If you don’t heed her advice, she may try to tap into your guilt.

“When a child does not do what the mother would like or demonstrates opinions and beliefs that she does not like, she may become angry, begin to shame and criticize him, or completely withdraw. This can lead to the fact that he never learns to insist on his own, does not gain confidence, will be embarrassed to express thoughts and feelings, ”says family therapist Tara Griffith.

7. Mother doesn’t respect your privacy, reads text messages

Healthy relationships are built on mutual trust. When a mother feels the need to spy on you, such as reading your correspondence, this is a warning sign.

“If a mother reads your letters, follows you on social networks and then reprimands you because of what she saw, or comes to visit unannounced, constantly demands that you give her time and attention, taking offense when she is refused, this is a classic example of violation personal boundaries,” says Tina Tessina.

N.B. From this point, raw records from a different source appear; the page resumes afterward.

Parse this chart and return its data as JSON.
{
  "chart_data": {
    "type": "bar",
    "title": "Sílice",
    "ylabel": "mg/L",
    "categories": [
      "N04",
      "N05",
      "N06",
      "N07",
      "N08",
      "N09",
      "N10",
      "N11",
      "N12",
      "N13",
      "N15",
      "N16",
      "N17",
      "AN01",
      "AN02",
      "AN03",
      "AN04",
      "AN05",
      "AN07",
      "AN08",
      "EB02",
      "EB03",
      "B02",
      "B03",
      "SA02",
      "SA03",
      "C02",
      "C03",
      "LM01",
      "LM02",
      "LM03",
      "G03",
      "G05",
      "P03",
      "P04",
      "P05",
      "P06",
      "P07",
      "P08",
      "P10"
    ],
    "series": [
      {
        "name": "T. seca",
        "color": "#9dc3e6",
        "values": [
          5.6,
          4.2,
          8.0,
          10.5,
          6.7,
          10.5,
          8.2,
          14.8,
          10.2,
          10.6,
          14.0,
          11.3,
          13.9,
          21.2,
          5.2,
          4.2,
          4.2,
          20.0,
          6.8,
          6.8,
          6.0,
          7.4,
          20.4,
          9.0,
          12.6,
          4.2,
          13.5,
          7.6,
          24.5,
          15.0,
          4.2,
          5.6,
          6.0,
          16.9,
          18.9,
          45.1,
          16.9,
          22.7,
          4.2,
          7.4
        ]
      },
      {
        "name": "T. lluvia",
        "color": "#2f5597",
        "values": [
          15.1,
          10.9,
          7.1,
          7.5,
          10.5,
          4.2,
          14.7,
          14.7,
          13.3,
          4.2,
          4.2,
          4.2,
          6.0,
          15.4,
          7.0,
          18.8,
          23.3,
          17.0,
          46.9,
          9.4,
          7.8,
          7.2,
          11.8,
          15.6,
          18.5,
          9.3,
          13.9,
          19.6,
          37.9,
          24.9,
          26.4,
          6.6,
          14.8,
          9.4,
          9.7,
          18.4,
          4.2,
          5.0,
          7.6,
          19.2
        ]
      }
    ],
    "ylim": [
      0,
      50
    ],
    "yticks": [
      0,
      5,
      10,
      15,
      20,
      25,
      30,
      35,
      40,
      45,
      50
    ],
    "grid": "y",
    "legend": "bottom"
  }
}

8. You sometimes feel like you’re in competition with your mother.

In a healthy relationship, the mother is always proud of the children’s skills, their virtues, successes and achievements, and does not envy them. If there is a feeling of competition, it is important to understand the reasons.

“We can talk about envy or competition – in terms of fighting for the attention of others (including the father), comparing appearance, success and achievements. In such a situation, the son or daughter seems to receive a signal to moderate their ambitions, to be more modest and inconspicuous so as not to overshadow the mother. Because of this, they may develop a tendency to be overly self-critical or feel inadequate,” says family therapist Linsey Seeley.

9. The mother condones the child’s inappropriate or irresponsible behavior.

Perhaps the mother is trying to solve your problems due to risky behavior or unhealthy habits, trying to protect you from the consequences of your own mistakes. In doing so, it does more harm than good, allowing you to continue to behave inappropriately.

Certain information should not be shared.

“This may be due to guilt towards the child or the desire to maintain power over him at a time when he begins to gain independence. For example, a mother may call her son’s work and say that he is ill, when in fact he did not go to the office due to a hangover after a stormy party yesterday, ”says Tara Griffith.

10. Mother shares too personal information.

Do you often have to think: “I don’t need to know this!” When she tells the details of a hectic intimate life? Or, on the contrary, does she want to know in detail about your personal life? Openness and honesty in communicating with parents is great, but you don’t need to know any information about each other.

“A close relationship with your mother that allows you to openly discuss almost any topic is normal and even good, but it’s still worth thinking about boundaries. Perhaps certain information should not be shared,” says Gina DeLucca.